## **Note: this wiki is now retired and will no longer be updated!**

**The static final versions of the pages are left as a convenience for readers. Note that meta-pages such as "discussion," "history," etc., will not work.**

# SICP exercise 2.60

## Problem

We specified that a set would be represented as a list with no duplicates. Now suppose we
allow duplicates. For instance, the set {1,2,3} could be represented as the list `(2 3 2 1 3 2 2)`.

Design procedures `element-of-set?`, `adjoin-set`, `union-set`, and `intersection-set` that
operate on this representation. How does the efficiency of each compare with the corresponding procedure
for the non-duplicate representation? Are there applications for which you would use this representation in
preference to the non-duplicate one?

## Solution

The implementation of the `element-of-set?` procedure doesn't change: it returns `true` when it finds the first element that matches the input element, otherwise it returns `false`. Nothing in the functional behavior of that definition depends on the "no duplicates" invariant of the original set representation.

(define true #t) (define false #f) (define (element-of-set? x set) (cond ((null? set) false) ((equal? x (car set)) true) (else (element-of-set? x (cdr set)))))

The new `adjoin-set` is simple: it just `cons`es the input element onto the existing set.

(define (adjoin-set x set) (cons x set))

Note that we could also implement it by `append`ing the new element to the existing set, but that implementation would probably be slower than the `cons`ing one, at least for sets with more than a few elements, because it would need to find the end of the list representing the set. (The `append` version of `adjoin-set` would also cause a copy to be made of the existing set, whereas the `cons` version can probably avoid making a copy by sharing list tail structure.)

Like `element-of-set?`, the implementations of `intersection-set` and `union-set` work as-is. The functional behavior of their implementations doesn't depend on the "no duplicates" invariant of the original set representation.
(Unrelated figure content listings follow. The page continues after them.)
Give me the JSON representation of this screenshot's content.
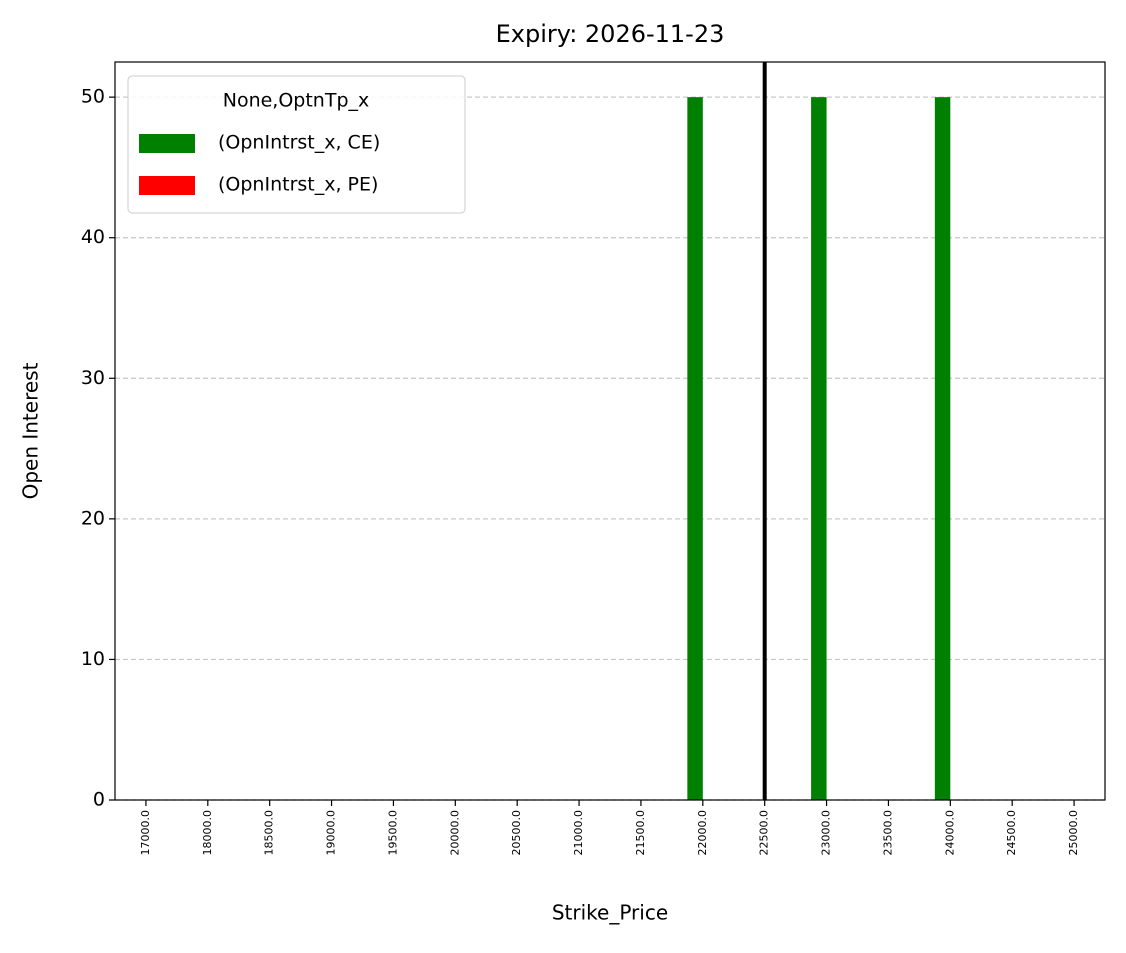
{
  "chart_data": {
    "type": "bar",
    "title": "Expiry: 2026-11-23",
    "x_label": "Strike_Price",
    "y_label": "Open Interest",
    "categories": [
      "17000.0",
      "18000.0",
      "18500.0",
      "19000.0",
      "19500.0",
      "20000.0",
      "20500.0",
      "21000.0",
      "21500.0",
      "22000.0",
      "22500.0",
      "23000.0",
      "23500.0",
      "24000.0",
      "24500.0",
      "25000.0"
    ],
    "series": [
      {
        "name": "(OpnIntrst_x, CE)",
        "color": "#008000",
        "values": [
          0,
          0,
          0,
          0,
          0,
          0,
          0,
          0,
          0,
          50,
          0,
          50,
          0,
          50,
          0,
          0
        ]
      },
      {
        "name": "(OpnIntrst_x, PE)",
        "color": "#ff0000",
        "values": [
          0,
          0,
          0,
          0,
          0,
          0,
          0,
          0,
          0,
          0,
          0,
          0,
          0,
          0,
          0,
          0
        ]
      }
    ],
    "legend_title": "None,OptnTp_x",
    "legend": "upper left",
    "vline_at": "22500.0",
    "vline_color": "#000000",
    "ylim": [
      0,
      52.5
    ],
    "yticks": [
      0,
      10,
      20,
      30,
      40,
      50
    ],
    "grid": true
  }
}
(define (intersection-set set1 set2) (cond ((or (null? set1) (null? set2)) '()) ((element-of-set? (car set1) set2) (cons (car set1) (intersection-set (cdr set1) set2))) (else (intersection-set (cdr set1) set2)))) (define (union-set set1 set2) (cond ((null? set1) set2) ((null? set2) set1) ((element-of-set? (car set1) set2) (union-set (cdr set1) set2)) (else (cons (car set1) (union-set (cdr set1) set2)))))

Tests:

(define s1 '(a b c)) (define s2 (adjoin-set 'd s1)) s2

*Output:*

`
`

(d a b c)

(define s3 (adjoin-set 'a s2)) s3

*Output:*

`
`

(a d a b c)

(element-of-set? 'a s3)

*Output:*

`
`

#t

(element-of-set? 'z s3)

*Output:*

`
`

#f

(union-set '(a z) s3)

*Output:*

`
`

(z a d a b c)

(intersection-set '(a z d) s3)

*Output:*

`
`

(a d)

(intersection-set '(a z d a) s3)

*Output:*

`
`

(a d a)

Note that `intersection-set` removes duplicates that appear in its second set argument, but not from its first; this behavior is a consequence of which list `intersection-set` `cdr`s down to select individual elements.
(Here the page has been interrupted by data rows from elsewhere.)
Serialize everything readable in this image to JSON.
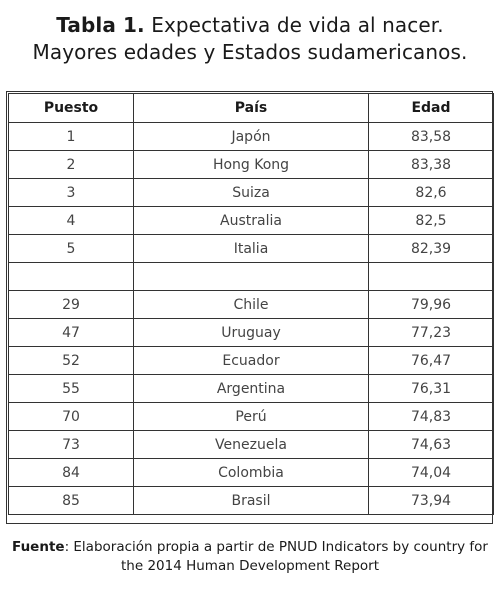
{
  "title": {
    "label": "Tabla 1.",
    "text_line1": "Expectativa de vida al nacer.",
    "text_line2": "Mayores edades y Estados sudamericanos."
  },
  "table": {
    "headers": [
      "Puesto",
      "País",
      "Edad"
    ],
    "rows": [
      [
        "1",
        "Japón",
        "83,58"
      ],
      [
        "2",
        "Hong Kong",
        "83,38"
      ],
      [
        "3",
        "Suiza",
        "82,6"
      ],
      [
        "4",
        "Australia",
        "82,5"
      ],
      [
        "5",
        "Italia",
        "82,39"
      ],
      [
        "",
        "",
        ""
      ],
      [
        "29",
        "Chile",
        "79,96"
      ],
      [
        "47",
        "Uruguay",
        "77,23"
      ],
      [
        "52",
        "Ecuador",
        "76,47"
      ],
      [
        "55",
        "Argentina",
        "76,31"
      ],
      [
        "70",
        "Perú",
        "74,83"
      ],
      [
        "73",
        "Venezuela",
        "74,63"
      ],
      [
        "84",
        "Colombia",
        "74,04"
      ],
      [
        "85",
        "Brasil",
        "73,94"
      ]
    ]
  },
  "source": {
    "label": "Fuente",
    "text_line1": ": Elaboración propia a partir de PNUD Indicators by country for",
    "text_line2": "the 2014 Human Development Report"
  }
}
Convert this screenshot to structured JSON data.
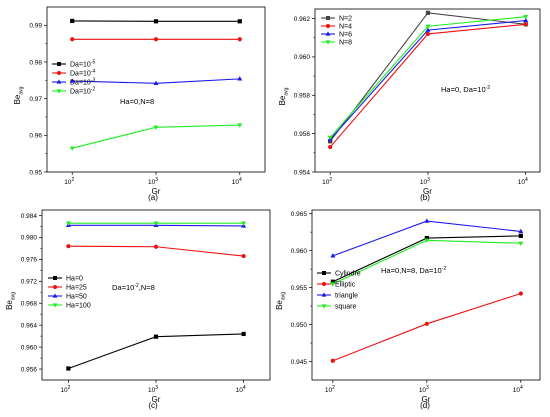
{
  "chart_data": [
    {
      "id": "a",
      "type": "line",
      "caption": "(a)",
      "xlabel": "Gr",
      "ylabel": "Be",
      "ylabel_sub": "avg",
      "x": [
        100,
        1000,
        10000
      ],
      "xscale": "log",
      "xlim": [
        50,
        20000
      ],
      "xticks": [
        {
          "value": 100,
          "base": "10",
          "exp": "2"
        },
        {
          "value": 1000,
          "base": "10",
          "exp": "3"
        },
        {
          "value": 10000,
          "base": "10",
          "exp": "4"
        }
      ],
      "ylim": [
        0.95,
        0.995
      ],
      "yticks": [
        {
          "value": 0.95,
          "label": "0.95"
        },
        {
          "value": 0.96,
          "label": "0.96"
        },
        {
          "value": 0.97,
          "label": "0.97"
        },
        {
          "value": 0.98,
          "label": "0.98"
        },
        {
          "value": 0.99,
          "label": "0.99"
        }
      ],
      "series": [
        {
          "name": "Da=10",
          "name_sup": "-5",
          "color": "#000000",
          "marker": "square",
          "values": [
            0.9912,
            0.9911,
            0.9911
          ]
        },
        {
          "name": "Da=10",
          "name_sup": "-4",
          "color": "#ee1111",
          "marker": "circle",
          "values": [
            0.9862,
            0.9862,
            0.9862
          ]
        },
        {
          "name": "Da=10",
          "name_sup": "-3",
          "color": "#1a1aee",
          "marker": "triangle-up",
          "values": [
            0.9748,
            0.9742,
            0.9754
          ]
        },
        {
          "name": "Da=10",
          "name_sup": "-2",
          "color": "#22ee22",
          "marker": "triangle-down",
          "values": [
            0.9565,
            0.9622,
            0.9628
          ]
        }
      ],
      "legend_position": "left",
      "annotation": {
        "text": "Ha=0,N=8"
      }
    },
    {
      "id": "b",
      "type": "line",
      "caption": "(b)",
      "xlabel": "Gr",
      "ylabel": "Be",
      "ylabel_sub": "avg",
      "x": [
        100,
        1000,
        10000
      ],
      "xscale": "log",
      "xlim": [
        70,
        14000
      ],
      "xticks": [
        {
          "value": 100,
          "base": "10",
          "exp": "2"
        },
        {
          "value": 1000,
          "base": "10",
          "exp": "3"
        },
        {
          "value": 10000,
          "base": "10",
          "exp": "4"
        }
      ],
      "ylim": [
        0.954,
        0.9625
      ],
      "yticks": [
        {
          "value": 0.954,
          "label": "0.954"
        },
        {
          "value": 0.956,
          "label": "0.956"
        },
        {
          "value": 0.958,
          "label": "0.958"
        },
        {
          "value": 0.96,
          "label": "0.960"
        },
        {
          "value": 0.962,
          "label": "0.962"
        }
      ],
      "series": [
        {
          "name": "N=2",
          "color": "#444444",
          "marker": "square",
          "values": [
            0.9556,
            0.9623,
            0.9617
          ]
        },
        {
          "name": "N=4",
          "color": "#ee1111",
          "marker": "circle",
          "values": [
            0.9553,
            0.9612,
            0.9617
          ]
        },
        {
          "name": "N=6",
          "color": "#1a1aee",
          "marker": "triangle-up",
          "values": [
            0.9557,
            0.9614,
            0.9619
          ]
        },
        {
          "name": "N=8",
          "color": "#22ee22",
          "marker": "triangle-down",
          "values": [
            0.9558,
            0.9616,
            0.9621
          ]
        }
      ],
      "legend_position": "top-left",
      "annotation": {
        "text": "Ha=0, Da=10",
        "text_sup": "-2"
      }
    },
    {
      "id": "c",
      "type": "line",
      "caption": "(c)",
      "xlabel": "Gr",
      "ylabel": "Be",
      "ylabel_sub": "avg",
      "x": [
        100,
        1000,
        10000
      ],
      "xscale": "log",
      "xlim": [
        50,
        20000
      ],
      "xticks": [
        {
          "value": 100,
          "base": "10",
          "exp": "2"
        },
        {
          "value": 1000,
          "base": "10",
          "exp": "3"
        },
        {
          "value": 10000,
          "base": "10",
          "exp": "4"
        }
      ],
      "ylim": [
        0.954,
        0.985
      ],
      "yticks": [
        {
          "value": 0.956,
          "label": "0.956"
        },
        {
          "value": 0.96,
          "label": "0.960"
        },
        {
          "value": 0.964,
          "label": "0.964"
        },
        {
          "value": 0.968,
          "label": "0.968"
        },
        {
          "value": 0.972,
          "label": "0.972"
        },
        {
          "value": 0.976,
          "label": "0.976"
        },
        {
          "value": 0.98,
          "label": "0.980"
        },
        {
          "value": 0.984,
          "label": "0.984"
        }
      ],
      "series": [
        {
          "name": "Ha=0",
          "color": "#000000",
          "marker": "square",
          "values": [
            0.9561,
            0.9619,
            0.9624
          ]
        },
        {
          "name": "Ha=25",
          "color": "#ee1111",
          "marker": "circle",
          "values": [
            0.9784,
            0.9783,
            0.9766
          ]
        },
        {
          "name": "Ha=50",
          "color": "#1a1aee",
          "marker": "triangle-up",
          "values": [
            0.9822,
            0.9822,
            0.9821
          ]
        },
        {
          "name": "Ha=100",
          "color": "#22ee22",
          "marker": "triangle-down",
          "values": [
            0.9826,
            0.9826,
            0.9826
          ]
        }
      ],
      "legend_position": "left",
      "annotation": {
        "text": "Da=10",
        "text_sup": "-2",
        "text_tail": ",N=8"
      }
    },
    {
      "id": "d",
      "type": "line",
      "caption": "(d)",
      "xlabel": "Gr",
      "ylabel": "Be",
      "ylabel_sub": "avg",
      "x": [
        100,
        1000,
        10000
      ],
      "xscale": "log",
      "xlim": [
        60,
        16000
      ],
      "xticks": [
        {
          "value": 100,
          "base": "10",
          "exp": "2"
        },
        {
          "value": 1000,
          "base": "10",
          "exp": "3"
        },
        {
          "value": 10000,
          "base": "10",
          "exp": "4"
        }
      ],
      "ylim": [
        0.9425,
        0.9655
      ],
      "yticks": [
        {
          "value": 0.945,
          "label": "0.945"
        },
        {
          "value": 0.95,
          "label": "0.950"
        },
        {
          "value": 0.955,
          "label": "0.955"
        },
        {
          "value": 0.96,
          "label": "0.960"
        },
        {
          "value": 0.965,
          "label": "0.965"
        }
      ],
      "series": [
        {
          "name": "Cylindre",
          "color": "#000000",
          "marker": "square",
          "values": [
            0.9558,
            0.9617,
            0.962
          ]
        },
        {
          "name": "Elliptic",
          "color": "#ee1111",
          "marker": "circle",
          "values": [
            0.9451,
            0.9501,
            0.9542
          ]
        },
        {
          "name": "triangle",
          "color": "#1a1aee",
          "marker": "triangle-up",
          "values": [
            0.9593,
            0.964,
            0.9626
          ]
        },
        {
          "name": "square",
          "color": "#22ee22",
          "marker": "triangle-down",
          "values": [
            0.9555,
            0.9614,
            0.961
          ]
        }
      ],
      "legend_position": "left",
      "annotation": {
        "text": "Ha=0,N=8, Da=10",
        "text_sup": "-2"
      }
    }
  ]
}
The efficiency implications of this new representation are as follows:

- The number of steps required by procedure
`adjoin-set`has gone from θ(*n*) to θ(1), i.e., it now runs in constant time.

- Sets are still represented as lists and the definitions of the remaining procedures are unchanged, so we can expect their orders of growth to be the same as well (θ(
*n*) for`element-of-set?`, θ(*n*^{2}) for`intersection-set`and`union-set`).

- Storage for sets will require at least as much space in this representation as they did in the "no duplicates" representation, probably more for most applications. Therefore, the
*n*in the growth estimates given above will likely be larger by some constant factor that varies from application to application. Because only`intersection-set`can ever produce a set smaller than its inputs, this factor is possibly unbounded for many applications.

- In general, then, when using this "duplicates OK" representation, all procedures except
`adjoin-set`will be slower by some constant factor (possibly a quite large constant factor), and sets will require additional storage proportional to the same factor. Therefore, we would probably only want to use this representation for applications in which`adjoin-set`is a frequent operation, compared to the other procedures, and in which the size of our sets is not an issue.